1-s2.0-S1931312823003700-main.pdf (4.99 MB)
High-throughput identification of Toxoplasma gondii effector proteins that target host cell transcription.
journal contributionposted on 2023-10-16, 09:53 authored by Simon Butterworth, Kristina Kordova, Sambamurthy Chandrasekaran, Kaitlin K Thomas, Francesca Torelli, Eloise J Lockyer, Amelia Edwards, Robert Goldstone, Anita A Koshy, Moritz Treeck
Intracellular pathogens and other endosymbionts reprogram host cell transcription to suppress immune responses and recalibrate biosynthetic pathways. This reprogramming is critical in determining the outcome of infection or colonization. We combine pooled CRISPR knockout screening with dual host-microbe single-cell RNA sequencing, a method we term dual perturb-seq, to identify the molecular mediators of these transcriptional interactions.
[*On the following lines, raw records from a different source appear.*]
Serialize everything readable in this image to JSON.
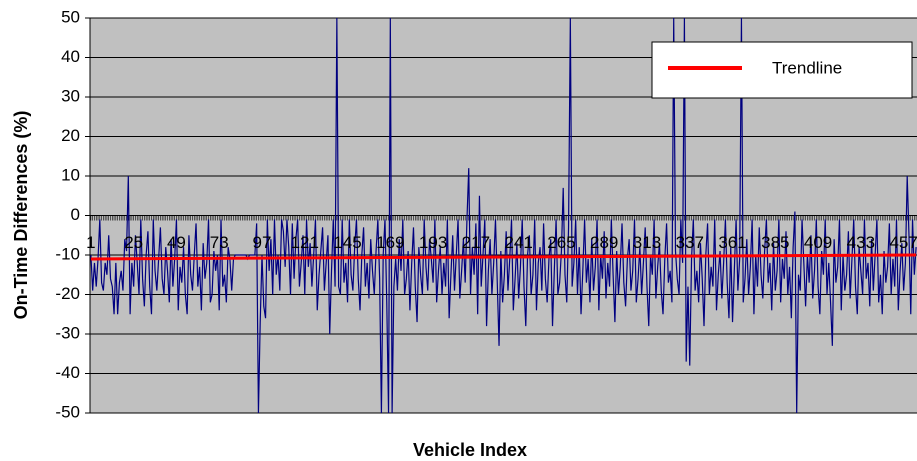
{
  "chart_data": {
    "type": "line",
    "y_label": "On-Time Differences (%)",
    "x_label": "Vehicle Index",
    "ylim": [
      -50,
      50
    ],
    "yticks": [
      -50,
      -40,
      -30,
      -20,
      -10,
      0,
      10,
      20,
      30,
      40,
      50
    ],
    "grid": true,
    "legend": "top-right",
    "categories": [
      "1",
      null,
      null,
      null,
      null,
      null,
      null,
      null,
      null,
      null,
      null,
      null,
      null,
      null,
      null,
      null,
      null,
      null,
      null,
      null,
      null,
      null,
      null,
      null,
      "25",
      null,
      null,
      null,
      null,
      null,
      null,
      null,
      null,
      null,
      null,
      null,
      null,
      null,
      null,
      null,
      null,
      null,
      null,
      null,
      null,
      null,
      null,
      null,
      "49",
      null,
      null,
      null,
      null,
      null,
      null,
      null,
      null,
      null,
      null,
      null,
      null,
      null,
      null,
      null,
      null,
      null,
      null,
      null,
      null,
      null,
      null,
      null,
      "73",
      null,
      null,
      null,
      null,
      null,
      null,
      null,
      null,
      null,
      null,
      null,
      null,
      null,
      null,
      null,
      null,
      null,
      null,
      null,
      null,
      null,
      null,
      null,
      "97",
      null,
      null,
      null,
      null,
      null,
      null,
      null,
      null,
      null,
      null,
      null,
      null,
      null,
      null,
      null,
      null,
      null,
      null,
      null,
      null,
      null,
      null,
      null,
      "121",
      null,
      null,
      null,
      null,
      null,
      null,
      null,
      null,
      null,
      null,
      null,
      null,
      null,
      null,
      null,
      null,
      null,
      null,
      null,
      null,
      null,
      null,
      null,
      "145",
      null,
      null,
      null,
      null,
      null,
      null,
      null,
      null,
      null,
      null,
      null,
      null,
      null,
      null,
      null,
      null,
      null,
      null,
      null,
      null,
      null,
      null,
      null,
      "169",
      null,
      null,
      null,
      null,
      null,
      null,
      null,
      null,
      null,
      null,
      null,
      null,
      null,
      null,
      null,
      null,
      null,
      null,
      null,
      null,
      null,
      null,
      null,
      "193",
      null,
      null,
      null,
      null,
      null,
      null,
      null,
      null,
      null,
      null,
      null,
      null,
      null,
      null,
      null,
      null,
      null,
      null,
      null,
      null,
      null,
      null,
      null,
      "217",
      null,
      null,
      null,
      null,
      null,
      null,
      null,
      null,
      null,
      null,
      null,
      null,
      null,
      null,
      null,
      null,
      null,
      null,
      null,
      null,
      null,
      null,
      null,
      "241",
      null,
      null,
      null,
      null,
      null,
      null,
      null,
      null,
      null,
      null,
      null,
      null,
      null,
      null,
      null,
      null,
      null,
      null,
      null,
      null,
      null,
      null,
      null,
      "265",
      null,
      null,
      null,
      null,
      null,
      null,
      null,
      null,
      null,
      null,
      null,
      null,
      null,
      null,
      null,
      null,
      null,
      null,
      null,
      null,
      null,
      null,
      null,
      "289",
      null,
      null,
      null,
      null,
      null,
      null,
      null,
      null,
      null,
      null,
      null,
      null,
      null,
      null,
      null,
      null,
      null,
      null,
      null,
      null,
      null,
      null,
      null,
      "313",
      null,
      null,
      null,
      null,
      null,
      null,
      null,
      null,
      null,
      null,
      null,
      null,
      null,
      null,
      null,
      null,
      null,
      null,
      null,
      null,
      null,
      null,
      null,
      "337",
      null,
      null,
      null,
      null,
      null,
      null,
      null,
      null,
      null,
      null,
      null,
      null,
      null,
      null,
      null,
      null,
      null,
      null,
      null,
      null,
      null,
      null,
      null,
      "361",
      null,
      null,
      null,
      null,
      null,
      null,
      null,
      null,
      null,
      null,
      null,
      null,
      null,
      null,
      null,
      null,
      null,
      null,
      null,
      null,
      null,
      null,
      null,
      "385",
      null,
      null,
      null,
      null,
      null,
      null,
      null,
      null,
      null,
      null,
      null,
      null,
      null,
      null,
      null,
      null,
      null,
      null,
      null,
      null,
      null,
      null,
      null,
      "409",
      null,
      null,
      null,
      null,
      null,
      null,
      null,
      null,
      null,
      null,
      null,
      null,
      null,
      null,
      null,
      null,
      null,
      null,
      null,
      null,
      null,
      null,
      null,
      "433",
      null,
      null,
      null,
      null,
      null,
      null,
      null,
      null,
      null,
      null,
      null,
      null,
      null,
      null,
      null,
      null,
      null,
      null,
      null,
      null,
      null,
      null,
      null,
      "457",
      null,
      null,
      null,
      null,
      null,
      null,
      null
    ],
    "series": [
      {
        "color": "#000080",
        "values": [
          -10,
          -19,
          -12,
          -18,
          -11,
          -1,
          -17,
          -19,
          -12,
          -15,
          -5,
          -16,
          -18,
          -25,
          -12,
          -25,
          -17,
          -14,
          -19,
          -6,
          -9,
          10,
          -25,
          -12,
          -18,
          -5,
          -12,
          -20,
          -1,
          -16,
          -23,
          -10,
          -4,
          -18,
          -25,
          -1,
          -14,
          -19,
          -11,
          -3,
          -16,
          -20,
          -8,
          -14,
          -22,
          -6,
          -18,
          -11,
          -1,
          -24,
          -13,
          -17,
          -8,
          -20,
          -25,
          -5,
          -15,
          -19,
          -10,
          -2,
          -18,
          -13,
          -24,
          -7,
          -16,
          -12,
          -1,
          -22,
          -20,
          -9,
          -14,
          -10,
          -24,
          -1,
          -18,
          -15,
          -22,
          -8,
          -11,
          -19,
          -11,
          -10,
          -10,
          -10,
          -10,
          -10,
          -10,
          -10,
          -11,
          -10,
          -10,
          -10,
          -10,
          -2,
          -50,
          -27,
          -10,
          -23,
          -26,
          -1,
          -14,
          -6,
          -20,
          -1,
          -15,
          -10,
          -19,
          -1,
          -4,
          -13,
          -1,
          -8,
          -20,
          -2,
          -16,
          -6,
          -1,
          -18,
          -12,
          -5,
          -20,
          -1,
          -13,
          -7,
          -18,
          -10,
          -1,
          -24,
          -15,
          -9,
          -3,
          -19,
          -12,
          -5,
          -30,
          -14,
          -1,
          -18,
          50,
          -18,
          -20,
          -1,
          -17,
          -12,
          -22,
          -1,
          -15,
          -19,
          -8,
          -1,
          -16,
          -24,
          -10,
          -3,
          -18,
          -12,
          -21,
          -6,
          -14,
          -20,
          -9,
          -1,
          -16,
          -50,
          -10,
          -1,
          -22,
          -50,
          50,
          -50,
          -18,
          -11,
          -19,
          -6,
          -14,
          -1,
          -20,
          -16,
          -9,
          -24,
          -12,
          -3,
          -18,
          -27,
          -8,
          -15,
          -20,
          -1,
          -13,
          -19,
          -6,
          -11,
          -17,
          -1,
          -22,
          -14,
          -8,
          -20,
          -12,
          -18,
          -1,
          -26,
          -15,
          -5,
          -19,
          -10,
          -1,
          -21,
          -14,
          -6,
          -17,
          -1,
          12,
          -20,
          -8,
          -15,
          -2,
          -25,
          5,
          -18,
          -10,
          -1,
          -28,
          -14,
          -6,
          -20,
          -12,
          -1,
          -17,
          -33,
          -9,
          -22,
          -15,
          -4,
          -19,
          -11,
          -1,
          -24,
          -16,
          -7,
          -21,
          -13,
          -1,
          -18,
          -28,
          -10,
          -5,
          -20,
          -15,
          -1,
          -24,
          -12,
          -8,
          -19,
          -2,
          -16,
          -22,
          -11,
          -6,
          -28,
          -14,
          -1,
          -20,
          -17,
          -9,
          7,
          -15,
          -22,
          -3,
          50,
          -18,
          -12,
          -1,
          -20,
          -8,
          -25,
          -14,
          -1,
          -17,
          -11,
          -22,
          -6,
          -19,
          -13,
          -1,
          -24,
          -10,
          -16,
          -4,
          -21,
          -12,
          -18,
          -1,
          -15,
          -27,
          -9,
          -20,
          -13,
          -2,
          -17,
          -23,
          -11,
          -6,
          -19,
          -14,
          -1,
          -22,
          -16,
          -8,
          -20,
          -12,
          -3,
          -18,
          -28,
          -10,
          -15,
          -1,
          -21,
          -13,
          -7,
          -19,
          -25,
          -11,
          -2,
          -17,
          -14,
          -22,
          50,
          -9,
          -16,
          -20,
          -1,
          -12,
          50,
          -37,
          -18,
          -38,
          -11,
          -1,
          -19,
          -14,
          -22,
          -7,
          -16,
          -28,
          -10,
          -2,
          -20,
          -13,
          -18,
          -1,
          -24,
          -15,
          -9,
          -21,
          -12,
          -1,
          -17,
          -26,
          -8,
          -27,
          -14,
          -1,
          -19,
          -11,
          50,
          -22,
          -16,
          -6,
          -20,
          -13,
          -1,
          -25,
          -10,
          -18,
          -3,
          -15,
          -21,
          -9,
          -1,
          -17,
          -12,
          -24,
          -7,
          -19,
          -14,
          -1,
          -22,
          -11,
          -16,
          -4,
          -20,
          -13,
          -26,
          -8,
          1,
          -50,
          -15,
          -19,
          -1,
          -12,
          -23,
          -10,
          -17,
          -5,
          -21,
          -14,
          -1,
          -18,
          -25,
          -9,
          -15,
          -1,
          -20,
          -12,
          -22,
          -33,
          -6,
          -17,
          -13,
          -1,
          -24,
          -10,
          -19,
          -15,
          -4,
          -21,
          -11,
          -1,
          -18,
          -25,
          -8,
          -14,
          -20,
          -1,
          -16,
          -12,
          -23,
          -6,
          -19,
          -10,
          -1,
          -22,
          -15,
          -25,
          -9,
          -17,
          -13,
          -2,
          -20,
          -11,
          -18,
          -1,
          -24,
          -14,
          -7,
          -19,
          -12,
          10,
          -5,
          -25,
          -1,
          -15,
          -8
        ]
      }
    ],
    "trendline": {
      "name": "Trendline",
      "color": "#ff0000",
      "start": -11,
      "end": -10
    }
  }
}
Applying dual perturb-seq to the intracellular pathogen Toxoplasma gondii, we are able to identify previously uncharacterized effector proteins and directly infer their function from the transcriptomic data. We show that TgGRA59 contributes to the export of other effector proteins from the parasite into the host cell and identify an effector, TgSOS1, that is necessary for sustained host STAT6 signaling and thereby contributes to parasite immune evasion and persistence. Together, this work demonstrates a tool that can be broadly adapted to interrogate host-microbe transcriptional interactions and reveal mechanisms of infection and immune evasion.